Open AccessLiver‐Targeted Angiotensin Converting Enzyme 2 Therapy Inhibits Chronic Biliary Fibrosis in Multiple Drug‐Resistant Gene 2‐Knockout Mice
Author(s) -
Rajapaksha Indu G.,
Gunarathne Lakmie S.,
Asadi Khashayar,
Cunningham Sharon C.,
Sharland Alexandra,
Alexander Ian E.,
Angus Peter W.,
Herath Chandana B.
Publication year - 2019
Publication title -
hepatology communications
Language(s) - English
Resource type - Journals
ISSN - 2471-254X
DOI - 10.1002/hep4.1434
Subject(s) - angiotensin converting enzyme 2 , medicine , fibrosis , angiotensin ii , endocrinology , hepatic fibrosis , hepatic stellate cell , intraperitoneal injection , liver injury , renin–angiotensin system , liver disease , knockout mouse , genetic enhancement , receptor , disease , biology , gene , biochemistry , covid-19 , blood pressure , infectious disease (medical specialty)

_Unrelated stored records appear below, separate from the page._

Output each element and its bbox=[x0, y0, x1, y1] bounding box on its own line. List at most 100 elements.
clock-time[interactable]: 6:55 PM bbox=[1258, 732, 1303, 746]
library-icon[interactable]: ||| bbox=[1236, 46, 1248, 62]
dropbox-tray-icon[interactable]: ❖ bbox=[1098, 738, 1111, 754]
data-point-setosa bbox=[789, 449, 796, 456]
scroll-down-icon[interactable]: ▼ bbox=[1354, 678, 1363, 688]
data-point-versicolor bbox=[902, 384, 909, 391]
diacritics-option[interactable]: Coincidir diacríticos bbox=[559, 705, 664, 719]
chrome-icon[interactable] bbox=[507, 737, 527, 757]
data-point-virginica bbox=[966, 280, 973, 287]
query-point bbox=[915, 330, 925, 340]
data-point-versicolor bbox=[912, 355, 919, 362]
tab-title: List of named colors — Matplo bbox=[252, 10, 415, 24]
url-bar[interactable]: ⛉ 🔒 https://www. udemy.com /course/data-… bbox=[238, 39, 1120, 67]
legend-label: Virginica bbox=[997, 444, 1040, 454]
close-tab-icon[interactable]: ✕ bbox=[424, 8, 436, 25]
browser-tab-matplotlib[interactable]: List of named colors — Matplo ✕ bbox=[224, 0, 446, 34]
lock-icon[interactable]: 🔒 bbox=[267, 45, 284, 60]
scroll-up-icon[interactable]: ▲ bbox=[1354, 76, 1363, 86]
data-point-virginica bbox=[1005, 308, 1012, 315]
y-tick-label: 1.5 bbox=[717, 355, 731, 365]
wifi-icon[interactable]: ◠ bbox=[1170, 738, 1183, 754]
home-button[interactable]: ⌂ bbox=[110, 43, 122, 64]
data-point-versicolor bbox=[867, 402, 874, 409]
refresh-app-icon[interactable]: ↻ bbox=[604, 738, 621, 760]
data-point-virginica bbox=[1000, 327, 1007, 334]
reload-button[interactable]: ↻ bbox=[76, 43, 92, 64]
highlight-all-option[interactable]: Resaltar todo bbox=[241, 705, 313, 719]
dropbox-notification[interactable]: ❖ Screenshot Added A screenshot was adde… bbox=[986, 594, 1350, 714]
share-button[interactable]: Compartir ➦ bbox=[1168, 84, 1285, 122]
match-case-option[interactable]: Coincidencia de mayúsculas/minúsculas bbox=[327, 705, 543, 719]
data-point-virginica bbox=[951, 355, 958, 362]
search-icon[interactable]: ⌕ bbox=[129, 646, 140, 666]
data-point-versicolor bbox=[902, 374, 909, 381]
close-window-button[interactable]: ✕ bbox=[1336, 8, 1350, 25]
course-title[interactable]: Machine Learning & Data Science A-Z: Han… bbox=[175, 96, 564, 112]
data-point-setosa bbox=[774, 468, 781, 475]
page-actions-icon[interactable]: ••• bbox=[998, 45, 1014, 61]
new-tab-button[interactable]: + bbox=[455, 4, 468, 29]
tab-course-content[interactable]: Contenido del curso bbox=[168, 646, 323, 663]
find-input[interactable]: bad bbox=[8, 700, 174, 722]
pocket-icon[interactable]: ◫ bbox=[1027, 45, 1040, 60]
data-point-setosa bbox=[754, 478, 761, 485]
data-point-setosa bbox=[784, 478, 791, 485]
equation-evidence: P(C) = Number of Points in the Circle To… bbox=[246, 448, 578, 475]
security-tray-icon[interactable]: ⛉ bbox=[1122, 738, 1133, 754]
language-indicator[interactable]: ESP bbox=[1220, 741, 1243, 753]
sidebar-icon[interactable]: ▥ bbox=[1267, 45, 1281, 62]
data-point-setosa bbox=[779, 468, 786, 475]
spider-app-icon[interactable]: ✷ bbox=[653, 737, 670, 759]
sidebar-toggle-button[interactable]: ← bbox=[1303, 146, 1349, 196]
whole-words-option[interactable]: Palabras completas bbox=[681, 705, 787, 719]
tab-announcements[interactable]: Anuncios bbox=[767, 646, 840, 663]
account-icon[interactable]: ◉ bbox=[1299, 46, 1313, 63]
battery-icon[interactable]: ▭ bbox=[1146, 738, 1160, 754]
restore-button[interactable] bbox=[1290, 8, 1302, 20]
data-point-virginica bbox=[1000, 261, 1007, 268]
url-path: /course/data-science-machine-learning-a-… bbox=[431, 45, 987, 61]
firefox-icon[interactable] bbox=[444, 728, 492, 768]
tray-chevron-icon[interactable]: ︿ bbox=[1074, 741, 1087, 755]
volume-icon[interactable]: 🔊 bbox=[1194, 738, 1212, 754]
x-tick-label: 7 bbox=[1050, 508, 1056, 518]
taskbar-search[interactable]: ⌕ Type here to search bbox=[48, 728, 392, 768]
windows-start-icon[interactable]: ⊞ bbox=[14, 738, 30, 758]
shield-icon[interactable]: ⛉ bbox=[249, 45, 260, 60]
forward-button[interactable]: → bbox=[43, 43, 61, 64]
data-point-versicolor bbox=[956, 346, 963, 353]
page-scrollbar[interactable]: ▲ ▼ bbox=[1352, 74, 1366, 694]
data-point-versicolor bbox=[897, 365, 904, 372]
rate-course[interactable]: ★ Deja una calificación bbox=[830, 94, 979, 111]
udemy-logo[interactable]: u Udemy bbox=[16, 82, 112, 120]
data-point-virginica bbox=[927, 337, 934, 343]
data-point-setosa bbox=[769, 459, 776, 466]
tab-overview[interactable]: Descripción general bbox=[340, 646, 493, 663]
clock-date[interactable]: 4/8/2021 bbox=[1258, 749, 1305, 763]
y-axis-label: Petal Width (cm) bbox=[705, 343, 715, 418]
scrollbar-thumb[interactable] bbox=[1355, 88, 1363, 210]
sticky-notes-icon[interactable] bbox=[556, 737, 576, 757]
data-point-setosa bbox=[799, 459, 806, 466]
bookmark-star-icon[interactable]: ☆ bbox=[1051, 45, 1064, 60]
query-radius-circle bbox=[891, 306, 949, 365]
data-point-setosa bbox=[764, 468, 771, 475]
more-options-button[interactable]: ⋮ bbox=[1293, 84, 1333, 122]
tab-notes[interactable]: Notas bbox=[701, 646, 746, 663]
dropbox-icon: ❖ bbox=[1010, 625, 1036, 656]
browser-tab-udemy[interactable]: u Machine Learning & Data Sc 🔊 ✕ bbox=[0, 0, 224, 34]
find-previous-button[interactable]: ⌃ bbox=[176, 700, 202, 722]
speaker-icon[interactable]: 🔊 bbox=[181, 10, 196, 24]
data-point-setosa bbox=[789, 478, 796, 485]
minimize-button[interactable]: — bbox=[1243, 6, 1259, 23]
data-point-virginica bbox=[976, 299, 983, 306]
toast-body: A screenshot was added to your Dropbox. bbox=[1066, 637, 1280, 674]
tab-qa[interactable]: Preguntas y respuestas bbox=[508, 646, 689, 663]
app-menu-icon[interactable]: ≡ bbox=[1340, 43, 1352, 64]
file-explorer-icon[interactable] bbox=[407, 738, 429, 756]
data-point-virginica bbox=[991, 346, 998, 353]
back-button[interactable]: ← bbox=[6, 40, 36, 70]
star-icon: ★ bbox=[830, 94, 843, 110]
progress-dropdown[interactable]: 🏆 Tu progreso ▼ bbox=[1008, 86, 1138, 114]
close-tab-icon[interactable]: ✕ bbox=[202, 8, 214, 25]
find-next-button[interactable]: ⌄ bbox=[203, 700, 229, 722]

There is a large unmet need for effective therapies for cholestatic disorders, including primary sclerosing cholangitis (PSC), a disease that commonly results in liver failure. Angiotensin (Ang) II of the renin Ang system (RAS) is a potent profibrotic peptide, and Ang converting enzyme 2 (ACE2) of the alternate RAS breaks down Ang II to antifibrotic peptide Ang‐(1‐7). In the present study, we investigated long‐term effects of ACE2 delivered by an adeno‐associated viral vector and short‐term effects of Ang‐(1‐7) peptide in multiple drug‐resistant gene 2‐knockout (Mdr2‐KO) mice. These mice develop progressive biliary fibrosis with pathologic features closely resembling those observed in PSC. A single intraperitoneal injection of ACE2 therapy markedly reduced liver injury ( P < 0.05) and biliary fibrosis ( P < 0.01) at both established (3‐6 months of age) and advanced (7‐9 months of age) disease compared to control vector‐injected Mdr2‐KO mice. This was accompanied by increased hepatic Ang‐(1‐7) levels ( P < 0.05) with concomitant reduction in hepatic Ang II levels ( P < 0.05) compared to controls. Moreover, Ang‐(1‐7) peptide infusion improved liver injury ( P < 0.05) and biliary fibrosis ( P < 0.0001) compared to saline‐infused disease controls. The therapeutic effects of both ACE2 therapy and Ang‐(1‐7) infusion were associated with significant ( P < 0.01) reduction in hepatic stellate cell (HSC) activation and collagen expression. While ACE2 therapy prevented the loss of epithelial characteristics of hepatocytes and/or cholangiocytes in vivo , Ang‐(1‐7) prevented transdifferentiation of human cholangiocytes (H69 cells) into the collagen‐secreting myofibroblastic phenotype in vitro . We showed that an increased ratio of hepatic Ang‐(1‐7) to Ang II levels by ACE2 therapy results in the inhibition of HSC activation and biliary fibrosis. Conclusion: ACE2 therapy has the potential to treat patients with biliary diseases, such as PSC.